A couple of years ago the prison service found itself lumbered with an Action Plan supervised by the Commission for Racial Equality. This is what happens when you put a violent racist in a cell with an Asian man and a murder results. Part of this Plan involved conducting impact assessments of all prison policies and practices. As is the way, the staff screwed it up and were left with three weeks in which to re-do the exercise.

All of a sudden, prisoners weren't the detritus of humanity; we were badly needed to help management out of this hole. I was invited to come and play. Hmmm, me help management?
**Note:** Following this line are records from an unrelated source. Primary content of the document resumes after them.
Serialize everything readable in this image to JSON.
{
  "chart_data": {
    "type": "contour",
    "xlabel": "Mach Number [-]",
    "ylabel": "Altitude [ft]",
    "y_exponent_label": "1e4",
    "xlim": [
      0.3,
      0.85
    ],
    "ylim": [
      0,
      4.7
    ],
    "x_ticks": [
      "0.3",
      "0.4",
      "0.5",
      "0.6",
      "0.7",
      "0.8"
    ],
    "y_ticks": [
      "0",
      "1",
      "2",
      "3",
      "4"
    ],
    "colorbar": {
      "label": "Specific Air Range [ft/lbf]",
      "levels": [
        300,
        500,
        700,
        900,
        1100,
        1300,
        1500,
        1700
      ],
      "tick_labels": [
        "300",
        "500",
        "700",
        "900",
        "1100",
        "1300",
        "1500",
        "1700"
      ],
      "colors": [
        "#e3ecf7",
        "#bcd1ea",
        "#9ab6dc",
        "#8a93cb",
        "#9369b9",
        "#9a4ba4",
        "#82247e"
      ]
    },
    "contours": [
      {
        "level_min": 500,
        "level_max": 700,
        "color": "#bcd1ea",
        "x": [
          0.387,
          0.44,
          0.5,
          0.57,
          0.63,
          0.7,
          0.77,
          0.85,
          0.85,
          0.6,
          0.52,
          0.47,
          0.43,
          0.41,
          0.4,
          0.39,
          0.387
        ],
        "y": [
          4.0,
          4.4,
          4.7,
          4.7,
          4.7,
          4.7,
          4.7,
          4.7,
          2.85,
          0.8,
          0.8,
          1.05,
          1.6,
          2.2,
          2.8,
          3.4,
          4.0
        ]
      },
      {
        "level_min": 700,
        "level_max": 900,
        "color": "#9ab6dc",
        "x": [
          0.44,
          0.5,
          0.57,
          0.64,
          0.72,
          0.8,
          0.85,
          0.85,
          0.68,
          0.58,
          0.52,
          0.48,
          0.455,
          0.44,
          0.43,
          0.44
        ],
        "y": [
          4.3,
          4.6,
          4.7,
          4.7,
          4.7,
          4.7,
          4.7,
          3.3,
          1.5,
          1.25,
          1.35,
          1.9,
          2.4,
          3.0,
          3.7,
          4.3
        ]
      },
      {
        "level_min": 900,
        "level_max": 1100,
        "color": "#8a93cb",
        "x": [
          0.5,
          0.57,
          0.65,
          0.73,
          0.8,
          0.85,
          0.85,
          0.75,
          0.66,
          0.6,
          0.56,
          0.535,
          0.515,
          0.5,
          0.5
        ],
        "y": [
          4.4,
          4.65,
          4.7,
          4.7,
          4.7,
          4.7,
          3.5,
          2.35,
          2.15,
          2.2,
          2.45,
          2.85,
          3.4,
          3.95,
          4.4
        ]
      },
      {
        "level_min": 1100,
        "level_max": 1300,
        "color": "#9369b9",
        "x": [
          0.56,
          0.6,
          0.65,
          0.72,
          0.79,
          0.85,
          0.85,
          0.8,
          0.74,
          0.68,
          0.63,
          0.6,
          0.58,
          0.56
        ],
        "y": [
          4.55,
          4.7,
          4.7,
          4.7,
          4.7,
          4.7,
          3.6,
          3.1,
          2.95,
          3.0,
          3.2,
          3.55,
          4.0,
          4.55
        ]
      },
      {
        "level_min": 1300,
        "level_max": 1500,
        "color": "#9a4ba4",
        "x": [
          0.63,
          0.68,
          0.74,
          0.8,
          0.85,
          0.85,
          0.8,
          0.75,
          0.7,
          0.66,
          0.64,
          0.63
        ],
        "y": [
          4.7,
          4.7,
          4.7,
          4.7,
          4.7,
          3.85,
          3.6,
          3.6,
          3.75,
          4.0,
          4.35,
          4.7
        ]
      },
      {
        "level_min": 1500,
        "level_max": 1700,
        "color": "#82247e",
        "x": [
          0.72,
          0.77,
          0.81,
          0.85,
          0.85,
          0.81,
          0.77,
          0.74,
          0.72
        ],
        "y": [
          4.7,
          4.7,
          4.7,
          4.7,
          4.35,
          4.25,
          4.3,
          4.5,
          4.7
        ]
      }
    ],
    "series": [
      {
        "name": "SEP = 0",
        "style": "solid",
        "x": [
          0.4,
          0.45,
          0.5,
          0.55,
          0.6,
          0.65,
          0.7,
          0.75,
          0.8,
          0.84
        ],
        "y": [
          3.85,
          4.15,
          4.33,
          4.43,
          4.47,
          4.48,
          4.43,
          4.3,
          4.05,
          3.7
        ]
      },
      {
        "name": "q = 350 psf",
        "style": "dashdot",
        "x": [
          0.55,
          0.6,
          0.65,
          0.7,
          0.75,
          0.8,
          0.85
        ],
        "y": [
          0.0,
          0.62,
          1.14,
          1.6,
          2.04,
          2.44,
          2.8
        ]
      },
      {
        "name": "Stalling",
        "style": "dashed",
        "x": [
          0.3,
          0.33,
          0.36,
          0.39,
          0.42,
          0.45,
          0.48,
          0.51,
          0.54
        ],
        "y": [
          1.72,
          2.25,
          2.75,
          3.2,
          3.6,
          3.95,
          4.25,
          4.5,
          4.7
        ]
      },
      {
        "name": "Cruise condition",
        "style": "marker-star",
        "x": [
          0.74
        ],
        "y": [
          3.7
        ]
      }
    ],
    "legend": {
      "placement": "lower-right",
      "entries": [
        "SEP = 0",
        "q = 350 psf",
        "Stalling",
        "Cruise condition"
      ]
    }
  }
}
Obviously, I said yes... no, really, I did. It was my reasoning that improved race equality could only be a good thing for minority prisoners; if helping managers fill in a bunch of forms for HQ was the route to that, so be it. It also occurred to me that this was a chance for prisoners to play a direct part in helping to influence policy as it was being made. If we could show that we were competent, then this would challenge their perceptions of us. So helping management was merely a means to these ends, a balance I could live with.

So I formed a team, collated a mountain of policy papers and background reports and together we conducted ten surveys on distinct policy areas. Amazingly, because this was a management imperative then all things suddenly became possible. I was allowed to have a laptop in my cell; I only had to ask for a ream of paper and it was produced; access to printers in Education was unobstructed. The definition of "prisoner" was, out of necessity, expanded to include ideas of competence and trustworthiness.

The exercise was happily completed and our recommendations were largely ignored. This was always the risk but the effort was worth the attempt.

But once the exercise was over, I was firmly returned to the narrow conceptual box of being "a prisoner". Now, even though I have one of the strongest arguments of any prisoner to have a laptop in my cell, it is denied. I have to find sheets of paper where I can, because there isn't even a facility for us to buy it by the ream. Access to printing in Education is impossible, as they have disabled the USB ports on their PC's.

I won't even begin to explain how this perception affects my attempts to undertake my PhD, how the malign construct of "prisoner" is used to constrain me. In the eyes of management, it is impossible to view a prisoner as a "researcher", it is impossible for them to pause from repeating the official mantra of “unworthy, unreliable” and allow us to even try to be responsible human beings.

As someone more perceptive than I once stated, "just because we are not allowed any responsibility, it doesn't mean that we are irresponsible". Such a pity that we must function within an official culture of contempt.
PS. Rehabilitation, anyone...?


  1. I can testify to the inculcation of the diss-words (para 1). And to you, Ben, attaches the m-word, I guess, the most damning of them all, because it writes off all your blog followers and supporters as deluded dupes.

    I was always impressed by ways in which people who work in prisons sought pretexts for not bothering, blaming the failure of the regime to rehabilitate on the irremediable nature or broken psyches of its clients.

    Ironically, if prisons tried harder and enjoyed more success, I suppose the public would start demanding more of the same. What a difference that would make.

    Powerful writing, Ben.

  2. Yet again I see widespread resonances with my experiences of institutional residential care. Do some people withdraw and internalise the low expectations placed upon by them by the system and its perpetrators through inability to fight, through an attempt to keep their sanity / make the best of their situation or without even realising they are doing it? And does the prison service have theoretical policy imperatives for prisoner involvement that are largely ignored in practise, with those asking for their stated involvement rights actively resisted and victimised? That's what happens in residential care.